On Wednesday, over the course of two hours, Todd, a tattoo artist of 27 years, carefully applied a tattoo of a snow globe to Anita's upper back. At the base of the snowglobe, Reid etched a banner reading "Dad and Mom."

"It's a gift from Todd," said Buist of the tattoo. "I always wanted a Mom and Dad tattoo. My dad's birthday is on Christmas Day. He'll be celebrating it with the rest of the family in England. So that's why it says 'Dad and Mom' instead of 'Mom and Dad.'"

She originally wanted to get the tattoo last Christmas, but it didn't work out - ultimately for the better, said Buist.

"It's my Dad's 65th birthday this year," she said.

"He always gets ripped off for his birthday because it's Christmas," joked Reid.

"We don't forget, but he seems to get brushed over," admitted Buist.

Floating at the top of the snowglobe is a yellow ribbon - the most important part of the tattoo, said Buist.

"That's for my niece," she said. "She's been missing since March 2007."

Candace Amanda Shpeley, a 24-year-old mother of three kids, went missing on March 31 after failing to pick up her kids in Abbotsford, B.C. She was last seen by her brother, Steven, who had lunch with her at an A&W Restaurant in Chilliwack. Her car was found abandoned a week later in Vancouver. She hasn't been heard of since.

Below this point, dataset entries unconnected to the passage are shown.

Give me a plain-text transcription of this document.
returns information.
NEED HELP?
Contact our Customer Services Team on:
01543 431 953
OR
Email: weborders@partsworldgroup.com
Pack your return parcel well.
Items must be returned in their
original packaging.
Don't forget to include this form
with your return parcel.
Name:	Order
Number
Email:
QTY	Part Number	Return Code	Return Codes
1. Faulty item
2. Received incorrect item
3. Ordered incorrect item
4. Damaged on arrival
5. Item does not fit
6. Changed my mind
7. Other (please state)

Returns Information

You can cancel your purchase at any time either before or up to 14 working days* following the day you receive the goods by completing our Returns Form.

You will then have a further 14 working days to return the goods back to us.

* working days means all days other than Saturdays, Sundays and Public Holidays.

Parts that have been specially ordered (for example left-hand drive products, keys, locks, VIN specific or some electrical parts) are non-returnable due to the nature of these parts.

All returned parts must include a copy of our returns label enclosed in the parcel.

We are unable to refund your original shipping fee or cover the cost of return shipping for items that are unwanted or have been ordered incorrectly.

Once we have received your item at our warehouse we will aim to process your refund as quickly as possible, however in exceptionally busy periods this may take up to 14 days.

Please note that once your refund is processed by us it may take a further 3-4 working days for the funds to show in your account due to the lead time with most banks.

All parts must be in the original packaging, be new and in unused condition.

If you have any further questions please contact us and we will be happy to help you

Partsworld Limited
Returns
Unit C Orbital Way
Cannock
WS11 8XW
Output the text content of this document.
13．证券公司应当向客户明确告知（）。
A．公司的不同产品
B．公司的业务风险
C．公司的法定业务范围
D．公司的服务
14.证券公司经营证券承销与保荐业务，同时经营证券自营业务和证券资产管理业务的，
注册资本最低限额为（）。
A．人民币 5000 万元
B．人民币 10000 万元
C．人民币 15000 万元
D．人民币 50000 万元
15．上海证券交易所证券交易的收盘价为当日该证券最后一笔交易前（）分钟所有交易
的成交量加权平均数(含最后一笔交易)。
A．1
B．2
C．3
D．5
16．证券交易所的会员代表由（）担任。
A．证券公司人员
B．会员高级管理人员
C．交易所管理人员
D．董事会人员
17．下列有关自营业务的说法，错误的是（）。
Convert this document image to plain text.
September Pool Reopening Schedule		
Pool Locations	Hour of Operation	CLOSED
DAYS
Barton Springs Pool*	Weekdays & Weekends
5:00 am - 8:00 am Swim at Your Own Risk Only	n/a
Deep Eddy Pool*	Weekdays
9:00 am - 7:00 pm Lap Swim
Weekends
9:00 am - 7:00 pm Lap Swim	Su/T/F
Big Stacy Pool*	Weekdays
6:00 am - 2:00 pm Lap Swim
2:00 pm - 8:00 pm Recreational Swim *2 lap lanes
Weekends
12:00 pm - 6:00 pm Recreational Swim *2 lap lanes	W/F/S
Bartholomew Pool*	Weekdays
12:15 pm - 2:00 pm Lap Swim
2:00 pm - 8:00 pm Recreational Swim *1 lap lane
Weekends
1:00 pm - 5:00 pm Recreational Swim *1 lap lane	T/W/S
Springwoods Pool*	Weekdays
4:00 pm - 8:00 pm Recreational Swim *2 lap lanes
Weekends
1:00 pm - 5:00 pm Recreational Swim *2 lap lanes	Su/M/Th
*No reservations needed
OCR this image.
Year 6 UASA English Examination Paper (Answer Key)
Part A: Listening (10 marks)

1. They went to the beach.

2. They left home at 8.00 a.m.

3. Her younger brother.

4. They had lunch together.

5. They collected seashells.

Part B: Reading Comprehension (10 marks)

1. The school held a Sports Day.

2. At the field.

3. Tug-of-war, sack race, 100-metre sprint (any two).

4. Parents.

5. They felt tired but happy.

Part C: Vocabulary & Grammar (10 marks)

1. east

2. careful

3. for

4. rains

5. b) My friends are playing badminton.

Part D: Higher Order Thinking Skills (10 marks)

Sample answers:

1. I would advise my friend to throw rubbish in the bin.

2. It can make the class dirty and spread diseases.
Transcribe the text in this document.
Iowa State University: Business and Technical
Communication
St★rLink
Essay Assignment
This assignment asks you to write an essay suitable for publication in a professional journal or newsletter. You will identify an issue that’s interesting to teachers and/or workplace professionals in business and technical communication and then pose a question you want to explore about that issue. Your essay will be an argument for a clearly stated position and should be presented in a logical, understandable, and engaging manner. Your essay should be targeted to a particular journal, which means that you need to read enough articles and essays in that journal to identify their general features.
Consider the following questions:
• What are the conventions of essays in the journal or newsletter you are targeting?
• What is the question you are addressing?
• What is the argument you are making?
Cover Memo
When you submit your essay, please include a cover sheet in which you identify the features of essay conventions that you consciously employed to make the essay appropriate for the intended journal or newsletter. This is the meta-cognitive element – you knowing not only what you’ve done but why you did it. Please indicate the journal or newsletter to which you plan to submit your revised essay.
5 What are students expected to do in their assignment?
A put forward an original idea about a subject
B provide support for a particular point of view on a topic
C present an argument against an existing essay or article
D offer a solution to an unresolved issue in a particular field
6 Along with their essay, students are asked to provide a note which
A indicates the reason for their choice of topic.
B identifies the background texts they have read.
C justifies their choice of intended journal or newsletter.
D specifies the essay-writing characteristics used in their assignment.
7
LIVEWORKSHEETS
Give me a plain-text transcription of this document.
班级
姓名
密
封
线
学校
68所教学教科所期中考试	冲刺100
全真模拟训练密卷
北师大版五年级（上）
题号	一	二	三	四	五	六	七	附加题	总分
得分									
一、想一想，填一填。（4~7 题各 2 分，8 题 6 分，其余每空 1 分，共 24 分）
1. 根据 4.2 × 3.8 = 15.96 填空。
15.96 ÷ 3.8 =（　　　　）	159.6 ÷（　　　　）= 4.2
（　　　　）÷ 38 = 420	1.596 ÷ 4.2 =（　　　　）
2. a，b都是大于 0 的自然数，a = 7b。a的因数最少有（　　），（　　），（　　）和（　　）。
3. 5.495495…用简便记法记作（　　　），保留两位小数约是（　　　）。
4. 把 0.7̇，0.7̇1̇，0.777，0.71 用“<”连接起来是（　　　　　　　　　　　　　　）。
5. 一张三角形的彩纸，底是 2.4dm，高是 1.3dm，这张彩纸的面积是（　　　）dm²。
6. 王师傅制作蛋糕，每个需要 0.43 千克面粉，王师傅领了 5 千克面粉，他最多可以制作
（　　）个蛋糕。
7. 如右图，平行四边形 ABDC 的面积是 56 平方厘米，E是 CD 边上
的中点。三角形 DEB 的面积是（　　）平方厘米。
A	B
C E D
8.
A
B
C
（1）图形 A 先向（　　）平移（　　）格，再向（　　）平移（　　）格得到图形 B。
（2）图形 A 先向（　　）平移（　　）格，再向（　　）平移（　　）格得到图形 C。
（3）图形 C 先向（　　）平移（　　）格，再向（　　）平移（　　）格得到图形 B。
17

"It's hard to hold it together. I was particularly close to Candace," said Buist.

Reid said that despite the added emotional weight of the tattoo, the application of it was like any other in his career - until he added the ribbon.

"That turned emotional," he said.

When Reid's job was over, after two hours of Buist leaning her head forward, taking a break here and there to stretch, Buist got her first look at the finished tattoo.

"As soon as she saw it, she said, 'I love it.'" said Reid. "That's the big payoff - when people look in the mirror and love it so much.

Last year, when Buist first thought of the tattoo, "I was hoping I could get to kick (Candace's) ass and then get a cover-up when she came home. But that hasn't happened yet."

For her, the tattoo symbolizes "hope - and the waiting for her to get home."